社会心理学者R・Bチャルディーに「影響力の武器」の中で、「加速度的な勢いで情報の氾濫が進行している現代社会においては、思考を伴わないこの種の承諾が将来煩雑に生じるようになる」と述べている。
- 「虫の目」予見できない大きなショックが起こった時は、前年比ではなく直近データを見て、こまめな修正を半年から1年繰り返す。(T・AIはこの作業を自動的に行う)

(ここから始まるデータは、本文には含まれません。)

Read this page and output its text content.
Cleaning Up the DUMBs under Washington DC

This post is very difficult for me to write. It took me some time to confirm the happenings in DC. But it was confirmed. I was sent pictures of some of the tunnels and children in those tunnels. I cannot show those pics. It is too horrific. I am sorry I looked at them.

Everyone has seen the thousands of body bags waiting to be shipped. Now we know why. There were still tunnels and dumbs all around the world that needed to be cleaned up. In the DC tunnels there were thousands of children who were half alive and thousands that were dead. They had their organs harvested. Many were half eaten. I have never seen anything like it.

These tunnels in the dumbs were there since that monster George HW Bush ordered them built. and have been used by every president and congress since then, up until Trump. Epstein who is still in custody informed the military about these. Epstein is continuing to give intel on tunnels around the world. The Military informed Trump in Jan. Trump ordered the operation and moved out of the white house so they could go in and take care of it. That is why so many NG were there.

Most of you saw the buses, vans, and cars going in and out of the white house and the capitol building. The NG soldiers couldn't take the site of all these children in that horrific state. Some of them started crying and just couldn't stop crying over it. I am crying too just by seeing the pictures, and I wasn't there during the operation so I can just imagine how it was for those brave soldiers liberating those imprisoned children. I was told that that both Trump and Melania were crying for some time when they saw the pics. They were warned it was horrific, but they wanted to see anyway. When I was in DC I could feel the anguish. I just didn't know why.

- 「鳥の目」長期思考決定をする際は、回収期間の2〜3倍のデータをとり、全体を俯瞰して判断。
需要と生産のギャップが在庫。このギャップの解消は望ましい事。生産性も向上させる。しかし我々は一度大きなショックに見舞われると、過度なリスクを認識しそれを固定化してしまう傾向がある。(オイルショック以降の石油備蓄について)
在庫変動が健全に保たれているかが経営健全性のバロメータ。
人とT・AIとが上手に協業できる環境を構築する事が大切。計算はT・AIにまかせ、その計算目的や前提、役割分担は人がおこなう補完関係が大事。人対コンピューターという単純な図式で考えない事。
アップルの製品の成功は、人が求める機能やコンテンツを重視し、余計なボタンを減らし、単純で直感的に使いやすい製品を提供したからだと考えられる。
日本の縦割り社会の強みと欠点を理解し、横串の技術の重視と強化を迅速に進める事が重要。アメリカのデータサイエンス教育を日本で行う事ではない。製造業にかかわるIoT関連で日本にチャンスがある。現在AIと呼ばれ注目を集めている技術は、大量のデータからの「学習」がうまくできるようになったためで、その意味ではビッグデータ時代の落し子である。現在のAIの基礎技術は柔軟なデータ解析手法である。